Il telefono ammutolì con un clic. Pennington controllò il proprio equipaggiamento d’assalto, e uscì di corsa dalle baracche provvisorie degli ufficiali nell’oscurità della neve che cadeva mollemente. Intravedeva i contorni delle ombre degli uomini, al fianco delle loro auto e degli anfibi, con i motori già avviati. Non si vedeva una luce.
«Bene,» gridò nel buio, «sarete contenti di sapere che non si tratta di quello. Ma nemmeno di un’operazione finta. Sono nate delle grane serie alla stazione dei missili, laggiù a Thorness. Io ne so quanto voi, comunque stiamo andando perché probabilmente ci sarà da fare un lavoro in mare. Naturalmente, potete usare i fari. Stabilirò io la velocità: dovremmo tenerci sugli ottanta di media. Tenete aperte le radio finché non ordinerò diversamente. Andiamo!»
Una Land Rover girò e venne a fermarsi al suo fianco. Egli vi salì. Gli ordini si susseguivano veloci, mentre i marines salivano a bordo dei camion.

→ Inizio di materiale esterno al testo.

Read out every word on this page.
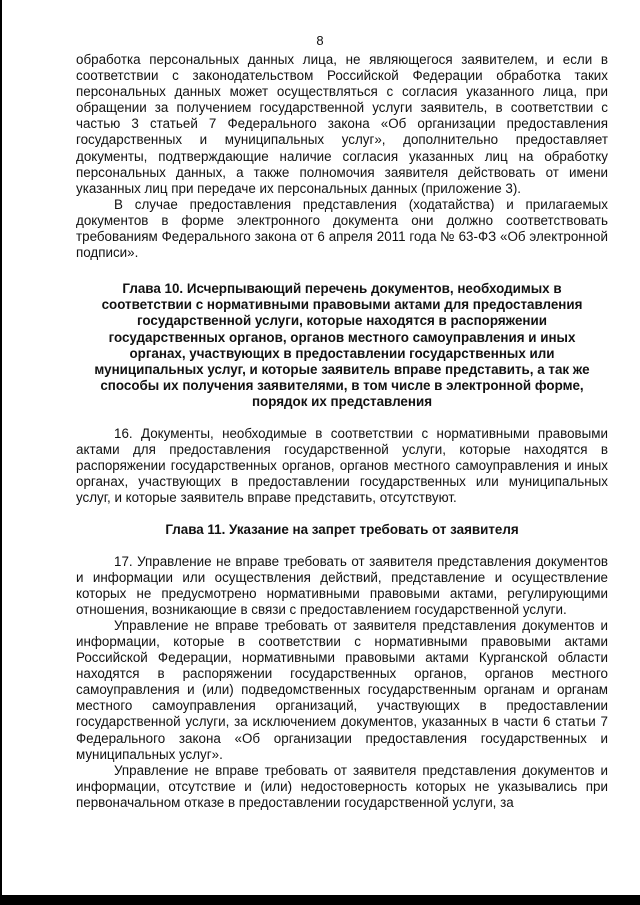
8

обработка персональных данных лица, не являющегося заявителем, и если в соответствии с законодательством Российской Федерации обработка таких персональных данных может осуществляться с согласия указанного лица, при обращении за получением государственной услуги заявитель, в соответствии с частью 3 статьей 7 Федерального закона «Об организации предоставления государственных и муниципальных услуг», дополнительно предоставляет документы, подтверждающие наличие согласия указанных лиц на обработку персональных данных, а также полномочия заявителя действовать от имени указанных лиц при передаче их персональных данных (приложение 3).

В случае предоставления представления (ходатайства) и прилагаемых документов в форме электронного документа они должно соответствовать требованиям Федерального закона от 6 апреля 2011 года № 63-ФЗ «Об электронной подписи».

Глава 10. Исчерпывающий перечень документов, необходимых в соответствии с нормативными правовыми актами для предоставления государственной услуги, которые находятся в распоряжении государственных органов, органов местного самоуправления и иных органах, участвующих в предоставлении государственных или муниципальных услуг, и которые заявитель вправе представить, а так же способы их получения заявителями, в том числе в электронной форме, порядок их представления

16. Документы, необходимые в соответствии с нормативными правовыми актами для предоставления государственной услуги, которые находятся в распоряжении государственных органов, органов местного самоуправления и иных органах, участвующих в предоставлении государственных или муниципальных услуг, и которые заявитель вправе представить, отсутствуют.

Глава 11. Указание на запрет требовать от заявителя

17. Управление не вправе требовать от заявителя представления документов и информации или осуществления действий, представление и осуществление которых не предусмотрено нормативными правовыми актами, регулирующими отношения, возникающие в связи с предоставлением государственной услуги.

Управление не вправе требовать от заявителя представления документов и информации, которые в соответствии с нормативными правовыми актами Российской Федерации, нормативными правовыми актами Курганской области находятся в распоряжении государственных органов, органов местного самоуправления и (или) подведомственных государственным органам и органам местного самоуправления организаций, участвующих в предоставлении государственной услуги, за исключением документов, указанных в части 6 статьи 7 Федерального закона «Об организации предоставления государственных и муниципальных услуг».

Управление не вправе требовать от заявителя представления документов и информации, отсутствие и (или) недостоверность которых не указывались при первоначальном отказе в предоставлении государственной услуги, за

Pennington fece un cenno al suo autista, e la colonna uscì rombando dal recinto.
C’era un tratto di settanta chilometri dalla loro base al promontorio solitario, puntato verso l’Atlantico, sul quale era stato costruito Thorness, il centro nervoso delle rampe di lancio per la prova dei missili. Tutta la zona era stata evacuata dai civili, e la strada, serpeggiante ed ondulata, spianata e raddrizzata per il trasporto dei missili e del combustibile. Pennington compì il tragitto in 55 minuti precisi.
Il cancello principale, tra cavalietti uniti da festoni di filo spinato, era chiuso. Sotto i riflettori montavano la guardia sentinelle armate di fucili automatici. Accanto a loro, sedevano immobili e vigili dei cani Dobermann Pincher. Al rumore del convoglio in arrivo, il maggiore Quadring uscì dal fabbricato di cemento del posto di guardia con un sottufficiale. Quadring era un ufficiale di mezza età, snello, vestito elegantemente, e con un aspetto tranquillo. Dopo aver dato una rapida occhiata ai segni di riconoscimento del reparto, che erano visibili sulla macchina di Pennington, dette ordine che il cancello fosse aperto.
«Arrivate fino all’area di parcheggio, in fondo, a sinistra,» disse a Pennington che saltava giù. «Dica ai suoi ragazzi di stare tranquilli, ma di rimanere accanto alle auto. Poi ritorni qui; le farò un quadro della situazione. Davanti ad un bicchiere del solito tè; corretto, naturalmente.»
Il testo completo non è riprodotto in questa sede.